Appendix 3: Derivation of the probability p

The algorithm for deriving the p values is based on multiple testing and multiple comparison methods used in the field of statistics [21].

Step 1: Transform the VEP voltages into T values by applying Eq. 1 to the pre-stimulus and post-stimulus voltages (Fig. 3).

Step 2: Transform the pseudo VEP values by also applying Eq. 1. Hereafter, the transformed pseudo VEP values will be designated as t* to distinguish them from T, the transformed VEP values. The t* values are illustrated by the multiple waveforms in the bottom row of Fig. 3.

Step 3: Collapse the t* values across its time dimension by selecting the maximum of the absolute value of t*. That is,

$$ t_{\max }^{*} = {\text{MAX}}(\left| {t^{*} } \right|) $$

(3)

where MAX and | | represent the maximum and absolute value operators, respectively. Remember that t* is a time sequence of values even though our notation does not make explicit the value at each time. The absolute value operator is used only when two-sided test of significance is desired.

Step 4: Repeat steps 2–3 a large number of times to acquire a distribution of \( t_{\max }^{*} \)values.

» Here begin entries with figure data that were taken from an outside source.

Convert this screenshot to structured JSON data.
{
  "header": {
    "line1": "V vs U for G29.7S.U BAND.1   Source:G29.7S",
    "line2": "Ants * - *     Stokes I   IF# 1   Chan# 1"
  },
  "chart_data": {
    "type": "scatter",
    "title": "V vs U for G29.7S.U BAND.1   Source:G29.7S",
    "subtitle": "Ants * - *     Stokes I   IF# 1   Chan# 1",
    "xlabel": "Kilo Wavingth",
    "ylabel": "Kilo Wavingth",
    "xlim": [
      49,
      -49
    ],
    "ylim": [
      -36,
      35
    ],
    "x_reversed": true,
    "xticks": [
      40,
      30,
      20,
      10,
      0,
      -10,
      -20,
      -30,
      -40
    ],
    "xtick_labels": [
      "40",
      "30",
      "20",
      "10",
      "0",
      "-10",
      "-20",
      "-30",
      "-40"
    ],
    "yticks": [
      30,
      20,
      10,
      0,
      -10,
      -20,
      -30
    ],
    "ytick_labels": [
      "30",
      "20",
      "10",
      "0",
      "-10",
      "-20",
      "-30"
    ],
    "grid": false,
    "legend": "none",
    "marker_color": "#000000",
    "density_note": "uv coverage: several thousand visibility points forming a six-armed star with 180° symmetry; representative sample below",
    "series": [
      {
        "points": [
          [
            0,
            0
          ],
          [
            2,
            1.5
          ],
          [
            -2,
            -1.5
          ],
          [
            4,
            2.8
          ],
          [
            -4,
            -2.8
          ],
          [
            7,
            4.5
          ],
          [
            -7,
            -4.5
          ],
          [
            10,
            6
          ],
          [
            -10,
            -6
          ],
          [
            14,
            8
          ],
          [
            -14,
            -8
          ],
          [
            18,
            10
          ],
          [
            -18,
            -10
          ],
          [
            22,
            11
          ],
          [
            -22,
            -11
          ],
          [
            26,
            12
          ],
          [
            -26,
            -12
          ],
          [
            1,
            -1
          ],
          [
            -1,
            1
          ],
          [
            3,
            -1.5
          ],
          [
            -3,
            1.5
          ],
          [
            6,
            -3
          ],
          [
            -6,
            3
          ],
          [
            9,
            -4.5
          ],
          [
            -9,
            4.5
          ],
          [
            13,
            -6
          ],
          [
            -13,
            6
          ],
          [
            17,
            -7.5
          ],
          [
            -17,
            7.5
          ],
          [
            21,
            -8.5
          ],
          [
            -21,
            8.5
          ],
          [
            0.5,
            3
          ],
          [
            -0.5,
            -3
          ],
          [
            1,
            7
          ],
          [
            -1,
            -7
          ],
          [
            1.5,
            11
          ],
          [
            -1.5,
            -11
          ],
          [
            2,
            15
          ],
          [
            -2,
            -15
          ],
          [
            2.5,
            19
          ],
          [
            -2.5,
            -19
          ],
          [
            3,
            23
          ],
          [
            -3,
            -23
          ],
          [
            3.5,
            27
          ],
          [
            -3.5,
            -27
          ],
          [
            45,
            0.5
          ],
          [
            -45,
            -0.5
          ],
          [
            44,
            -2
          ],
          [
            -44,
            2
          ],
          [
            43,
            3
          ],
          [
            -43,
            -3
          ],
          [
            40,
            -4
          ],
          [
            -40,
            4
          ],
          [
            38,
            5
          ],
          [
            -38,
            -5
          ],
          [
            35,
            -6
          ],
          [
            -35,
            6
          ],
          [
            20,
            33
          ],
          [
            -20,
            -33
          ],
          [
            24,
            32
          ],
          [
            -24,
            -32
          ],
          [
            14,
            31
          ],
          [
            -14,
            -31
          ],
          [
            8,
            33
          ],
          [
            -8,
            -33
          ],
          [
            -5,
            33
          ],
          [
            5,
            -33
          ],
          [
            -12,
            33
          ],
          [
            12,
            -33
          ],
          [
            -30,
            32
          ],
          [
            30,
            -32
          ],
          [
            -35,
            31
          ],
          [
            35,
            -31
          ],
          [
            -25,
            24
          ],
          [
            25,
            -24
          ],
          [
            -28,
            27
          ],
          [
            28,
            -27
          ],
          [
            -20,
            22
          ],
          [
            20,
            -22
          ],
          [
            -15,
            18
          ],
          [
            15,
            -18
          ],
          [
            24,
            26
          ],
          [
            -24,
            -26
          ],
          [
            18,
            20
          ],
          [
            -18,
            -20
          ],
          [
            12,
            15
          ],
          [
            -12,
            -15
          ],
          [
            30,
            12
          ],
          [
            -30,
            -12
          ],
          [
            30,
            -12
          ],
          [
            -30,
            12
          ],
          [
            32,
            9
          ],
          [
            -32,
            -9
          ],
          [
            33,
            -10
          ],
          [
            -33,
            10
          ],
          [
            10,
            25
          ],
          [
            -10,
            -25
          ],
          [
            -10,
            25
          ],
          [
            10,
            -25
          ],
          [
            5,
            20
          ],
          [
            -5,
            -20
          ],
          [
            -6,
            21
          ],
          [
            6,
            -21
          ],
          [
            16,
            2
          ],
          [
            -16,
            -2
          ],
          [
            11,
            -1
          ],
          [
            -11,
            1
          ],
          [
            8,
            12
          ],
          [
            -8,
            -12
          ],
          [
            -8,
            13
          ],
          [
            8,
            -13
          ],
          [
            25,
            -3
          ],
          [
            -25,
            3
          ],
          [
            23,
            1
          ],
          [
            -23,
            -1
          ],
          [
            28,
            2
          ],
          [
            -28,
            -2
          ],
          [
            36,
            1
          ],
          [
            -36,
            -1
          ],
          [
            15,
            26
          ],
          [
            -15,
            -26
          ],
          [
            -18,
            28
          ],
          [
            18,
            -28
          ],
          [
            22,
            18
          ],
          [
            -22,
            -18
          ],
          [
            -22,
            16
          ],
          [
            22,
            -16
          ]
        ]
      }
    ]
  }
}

To minimize simulation errors, we recommend repeating 10,000 or more times.

Step 5: Finally, derive the p value from T and the distribution of \( t_{\max }^{*} \). The algorithm for the derivation has the form,

$$ p_{l} = {\frac{{\# \left\{ {T_{l} \le t_{\max }^{*} } \right\}}}{nSim}} $$

(4)

where l is the post-stimulus latency, the numerator is the number of times that the value of T _l is observed equal to or less than \( t_{\max }^{*} \) and nSim is the number of repeated simulations.

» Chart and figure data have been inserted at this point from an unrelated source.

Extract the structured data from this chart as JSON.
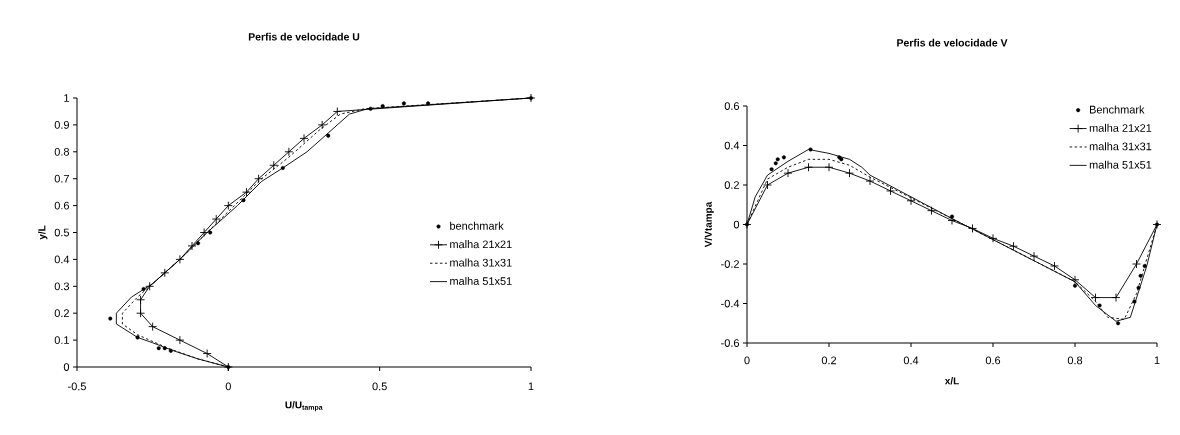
{
  "chart_data": [
    {
      "type": "line",
      "title": "Perfis de velocidade U",
      "xlabel": "U/U$_{tampa}$",
      "ylabel": "y/L",
      "xlim": [
        -0.5,
        1
      ],
      "ylim": [
        0,
        1
      ],
      "xticks": [
        -0.5,
        0,
        0.5,
        1
      ],
      "yticks": [
        0,
        0.1,
        0.2,
        0.3,
        0.4,
        0.5,
        0.6,
        0.7,
        0.8,
        0.9,
        1
      ],
      "legend": "right",
      "grid": false,
      "series": [
        {
          "name": "benchmark",
          "type": "scatter",
          "marker": "circle",
          "color": "#000000",
          "x": [
            0,
            -0.19,
            -0.21,
            -0.23,
            -0.3,
            -0.39,
            -0.28,
            -0.1,
            -0.06,
            0.05,
            0.18,
            0.33,
            0.47,
            0.51,
            0.58,
            0.66,
            1
          ],
          "values": [
            0,
            0.06,
            0.07,
            0.07,
            0.11,
            0.18,
            0.29,
            0.46,
            0.5,
            0.62,
            0.74,
            0.86,
            0.96,
            0.97,
            0.98,
            0.98,
            1
          ]
        },
        {
          "name": "malha 21x21",
          "marker": "cross",
          "line_style": "solid",
          "color": "#000000",
          "x": [
            0,
            -0.07,
            -0.16,
            -0.25,
            -0.29,
            -0.29,
            -0.26,
            -0.21,
            -0.16,
            -0.12,
            -0.08,
            -0.04,
            0,
            0.06,
            0.1,
            0.15,
            0.2,
            0.25,
            0.31,
            0.36,
            1
          ],
          "values": [
            0,
            0.05,
            0.1,
            0.15,
            0.2,
            0.25,
            0.3,
            0.35,
            0.4,
            0.45,
            0.5,
            0.55,
            0.6,
            0.65,
            0.7,
            0.75,
            0.8,
            0.85,
            0.9,
            0.95,
            1
          ]
        },
        {
          "name": "malha 31x31",
          "marker": "none",
          "line_style": "dashed",
          "color": "#000000",
          "x": [
            0,
            -0.1,
            -0.2,
            -0.3,
            -0.35,
            -0.35,
            -0.3,
            -0.23,
            -0.16,
            -0.07,
            0.02,
            0.11,
            0.2,
            0.3,
            0.37,
            0.45,
            1
          ],
          "values": [
            0,
            0.03,
            0.07,
            0.12,
            0.16,
            0.2,
            0.26,
            0.33,
            0.4,
            0.5,
            0.6,
            0.7,
            0.78,
            0.88,
            0.94,
            0.96,
            1
          ]
        },
        {
          "name": "malha 51x51",
          "marker": "none",
          "line_style": "solid",
          "color": "#000000",
          "x": [
            0,
            -0.1,
            -0.18,
            -0.25,
            -0.3,
            -0.37,
            -0.37,
            -0.32,
            -0.25,
            -0.16,
            -0.07,
            0.03,
            0.11,
            0.18,
            0.26,
            0.33,
            0.4,
            0.46,
            1
          ],
          "values": [
            0,
            0.03,
            0.06,
            0.09,
            0.11,
            0.16,
            0.2,
            0.26,
            0.31,
            0.4,
            0.5,
            0.6,
            0.69,
            0.74,
            0.8,
            0.87,
            0.94,
            0.96,
            1
          ]
        }
      ]
    },
    {
      "type": "line",
      "title": "Perfis de velocidade V",
      "xlabel": "x/L",
      "ylabel": "V/Vtampa",
      "xlim": [
        0,
        1
      ],
      "ylim": [
        -0.6,
        0.6
      ],
      "xticks": [
        0,
        0.2,
        0.4,
        0.6,
        0.8,
        1
      ],
      "yticks": [
        -0.6,
        -0.4,
        -0.2,
        0,
        0.2,
        0.4,
        0.6
      ],
      "legend": "top right",
      "grid": false,
      "series": [
        {
          "name": "Benchmark",
          "type": "scatter",
          "marker": "circle",
          "color": "#000000",
          "x": [
            0,
            0.06,
            0.07,
            0.075,
            0.09,
            0.155,
            0.225,
            0.23,
            0.5,
            0.8,
            0.86,
            0.905,
            0.945,
            0.955,
            0.96,
            0.97,
            1
          ],
          "values": [
            0,
            0.28,
            0.31,
            0.33,
            0.34,
            0.38,
            0.34,
            0.33,
            0.04,
            -0.31,
            -0.41,
            -0.5,
            -0.39,
            -0.32,
            -0.26,
            -0.21,
            0
          ]
        },
        {
          "name": "malha 21x21",
          "marker": "cross",
          "line_style": "solid",
          "color": "#000000",
          "x": [
            0,
            0.05,
            0.1,
            0.15,
            0.2,
            0.25,
            0.3,
            0.35,
            0.4,
            0.45,
            0.5,
            0.55,
            0.6,
            0.65,
            0.7,
            0.75,
            0.8,
            0.85,
            0.9,
            0.95,
            1
          ],
          "values": [
            0,
            0.2,
            0.26,
            0.29,
            0.29,
            0.26,
            0.22,
            0.17,
            0.12,
            0.07,
            0.02,
            -0.02,
            -0.07,
            -0.11,
            -0.16,
            -0.21,
            -0.28,
            -0.37,
            -0.37,
            -0.2,
            0
          ]
        },
        {
          "name": "malha 31x31",
          "marker": "none",
          "line_style": "dashed",
          "color": "#000000",
          "x": [
            0,
            0.05,
            0.1,
            0.15,
            0.2,
            0.25,
            0.3,
            0.5,
            0.8,
            0.85,
            0.88,
            0.92,
            0.95,
            1
          ],
          "values": [
            0,
            0.23,
            0.29,
            0.33,
            0.33,
            0.3,
            0.24,
            0.03,
            -0.29,
            -0.39,
            -0.47,
            -0.48,
            -0.35,
            0
          ]
        },
        {
          "name": "malha 51x51",
          "marker": "none",
          "line_style": "solid",
          "color": "#000000",
          "x": [
            0,
            0.02,
            0.05,
            0.1,
            0.15,
            0.2,
            0.25,
            0.28,
            0.3,
            0.5,
            0.8,
            0.85,
            0.9,
            0.935,
            0.975,
            1
          ],
          "values": [
            0,
            0.14,
            0.25,
            0.32,
            0.38,
            0.36,
            0.33,
            0.29,
            0.25,
            0.03,
            -0.29,
            -0.41,
            -0.49,
            -0.47,
            -0.21,
            0
          ]
        }
      ]
    }
  ]
}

Two points are worth clarifying. First, the p value associated with T should be derived as described earlier (Eq. 4) rather than from probabilities tables found in textbooks. The previously mentioned method takes into consideration the time-dependent relationship that each voltage value has with other voltages in the subject’s own VEP. The probability values listed in textbook tables assume that the observations are purely random which is not the case in most electrophysiological recordings. Second, while significance testing can be performed using the voltages as data, the benefit of transforming the voltages into T and t* is the assurance that the distributional properties of the data for the actual VEP would be comparable to those for the pseudo VEP (Fig. 3). Specifically, the proposed statistical transformation insures that the data distribution would have comparable “scale” and “center”.

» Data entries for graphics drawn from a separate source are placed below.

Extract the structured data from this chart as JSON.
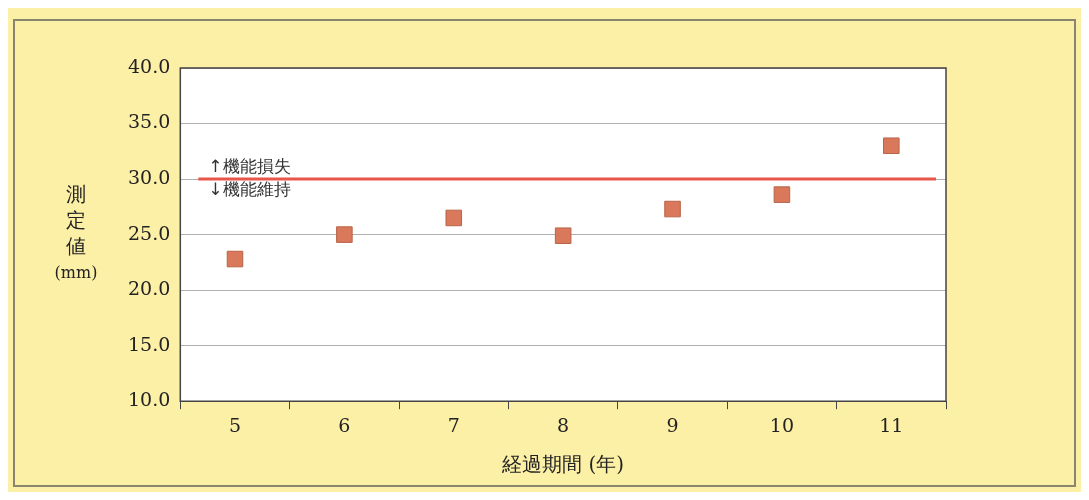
{
  "chart_data": {
    "type": "scatter",
    "xlabel": "経過期間 (年)",
    "ylabel": "測定値(mm)",
    "categories": [
      "5",
      "6",
      "7",
      "8",
      "9",
      "10",
      "11"
    ],
    "series": [
      {
        "color": "#d9785a",
        "values": [
          22.8,
          25.0,
          26.5,
          24.9,
          27.3,
          28.6,
          33.0
        ]
      }
    ],
    "ylim": [
      10,
      40
    ],
    "yticks": [
      {
        "value": 10,
        "label": "10.0"
      },
      {
        "value": 15,
        "label": "15.0"
      },
      {
        "value": 20,
        "label": "20.0"
      },
      {
        "value": 25,
        "label": "25.0"
      },
      {
        "value": 30,
        "label": "30.0"
      },
      {
        "value": 35,
        "label": "35.0"
      },
      {
        "value": 40,
        "label": "40.0"
      }
    ],
    "ref_lines": [
      {
        "axis": "y",
        "value": 30,
        "label": "↑機能損失",
        "color": "#e8564a"
      }
    ],
    "annotations": [
      "↓機能維持"
    ],
    "grid": "y",
    "marker": "square",
    "legend": false
  }
}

Appendix 4: Standard error of a mean time-series waveform

The theoretical formula for the standard error of a mean waveform, such as a VEP, is

$$ S_{sem}^{2} = {\frac{{\sigma^{2} }}{N}}W $$

(5)

where σ² is the (waveform) voltage variance, and W is weighting function that takes into consideration the serially dependency among the observations in the time-series [p 58–59 in reference 15]. W is a function of the autocorrelation coefficients ρ _(h), i.e.,

$$ W = \left[ {\sum\limits_{h = - (N - 1)}^{N - 1} {(1 - \left| h \right|/N)} \rho_{(h)} } \right] $$

(6)

where h is the lag, the position index in the data sequence. In practice, this formula has limited use because N must be very large in order to insure computational accuracy.